Are you passing on love or are you passing on pain? Heal your pain and pass on love.

Just Me and Him

Today’s the real deal. My daughter having started college with summer classes was just a trial run. I convinced myself that she was just away at summer camp. Plus, my son was home all summer with us, doing a summer internship. Today, my youngest son and my daughter are headed up to their university for the fall semester. Today is the first time in twenty-six years, that our household is truly whittled down to just me and him (and three crazy dogs).

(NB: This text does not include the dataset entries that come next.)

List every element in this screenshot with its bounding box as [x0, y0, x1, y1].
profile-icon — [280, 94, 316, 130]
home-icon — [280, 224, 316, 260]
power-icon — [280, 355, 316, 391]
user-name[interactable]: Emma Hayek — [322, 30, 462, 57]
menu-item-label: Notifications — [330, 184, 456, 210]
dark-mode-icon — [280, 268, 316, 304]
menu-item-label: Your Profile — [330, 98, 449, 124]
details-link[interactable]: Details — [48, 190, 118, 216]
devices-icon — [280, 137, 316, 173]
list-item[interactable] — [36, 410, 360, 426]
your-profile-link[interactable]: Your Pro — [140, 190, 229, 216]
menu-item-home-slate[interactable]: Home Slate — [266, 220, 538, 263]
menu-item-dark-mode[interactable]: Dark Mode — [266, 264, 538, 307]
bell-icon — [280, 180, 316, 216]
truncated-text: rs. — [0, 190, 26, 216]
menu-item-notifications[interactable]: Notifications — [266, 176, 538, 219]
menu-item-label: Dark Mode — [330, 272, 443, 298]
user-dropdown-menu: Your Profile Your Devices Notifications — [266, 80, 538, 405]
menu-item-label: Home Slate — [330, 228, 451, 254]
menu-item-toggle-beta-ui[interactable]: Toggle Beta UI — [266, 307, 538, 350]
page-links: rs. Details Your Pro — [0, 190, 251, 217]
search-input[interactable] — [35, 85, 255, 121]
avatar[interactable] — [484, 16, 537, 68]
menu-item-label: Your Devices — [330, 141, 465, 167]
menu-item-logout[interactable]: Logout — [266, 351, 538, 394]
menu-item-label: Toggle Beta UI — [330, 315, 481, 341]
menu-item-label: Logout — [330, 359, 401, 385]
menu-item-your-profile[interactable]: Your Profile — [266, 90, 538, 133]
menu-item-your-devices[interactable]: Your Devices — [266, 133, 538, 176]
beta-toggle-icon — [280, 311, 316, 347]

My sister-in-law has been going through and digitizing old family pictures and yesterday, she sent a new set of them. One of the pictures was of two cute, young twenty-somethings, at the back of a limo, headed to their honeymoon. Just me and him.

Little did we know, that from that limo ride, a lifetime of spectacular adventures awaited us, raising a large family with an expanding vision, with a prideful energy and sometimes living on just a wing and a prayer. Just me and him (and our big brood).

It’s kind of like we are back in the back of that limo today. Only this time, it’s our kids ahead of us on the road, waving happily back at us, as they move on forward in their own directions towards the lives of their own dreams. I imagine that we are sitting back there in our cushioned seats of the limo, imagining this next coming stage in our shared lives, with an expanding vision, a prideful energy, fully knowing and better understanding that some of it will have to be lived on a wing and a prayer. We are full of trepidation, yet also excitement and anticipation. Just like the last ride in the back of the limo almost 28 years ago, we are ready as we can be. Just me and him.

Are you passing on love or are you passing on pain? Heal your pain and pass on love.

Mean Girls

Last week, a young woman who was a student at the high school where all of my children graduated from, took her own life. While, of course, suicide has a lot of complicating factors, it was well known by the student population that this popular, talented young woman was being bullied by, and ostracized from her friend group. Something about a boy . . . .

“The saddest thing about betrayal is that it never comes from your enemies.” – Unknown

We teach the younger generations not by what we say and lecture about, but more so by what we do in our own lives and how we behave on an every day basis.

“The life you lead is the lesson you teach.” – Marie Humphrey

So many lives have been forever hurt by this awful tragedy. Not only will this young woman’s family and true friends have to live with this horrific loss forever, but the girls who bullied her will have to live with this taint on own their lives forevermore. Where did these girls learn bullying? Where did they learn gossiping and ganging up? Where do “Mean Girls” come from?

We help the world when we heal ourselves. It doesn’t feel good to be a mean girl at any stage in life, and it doesn’t feel good to be a target of mean girls during any stage of our lives. Meanness comes from a feeling of insecurity and lack. Happy, contented people are not mean people. Meanness is wearing your wounds like a tattoo, for the world to see. Kind, secure, confident women raise kind, secure, confident women. May we all aim to be these healthy, highest forms of womankind.

Are you passing on love or are you passing on pain? Heal your pain and pass on love.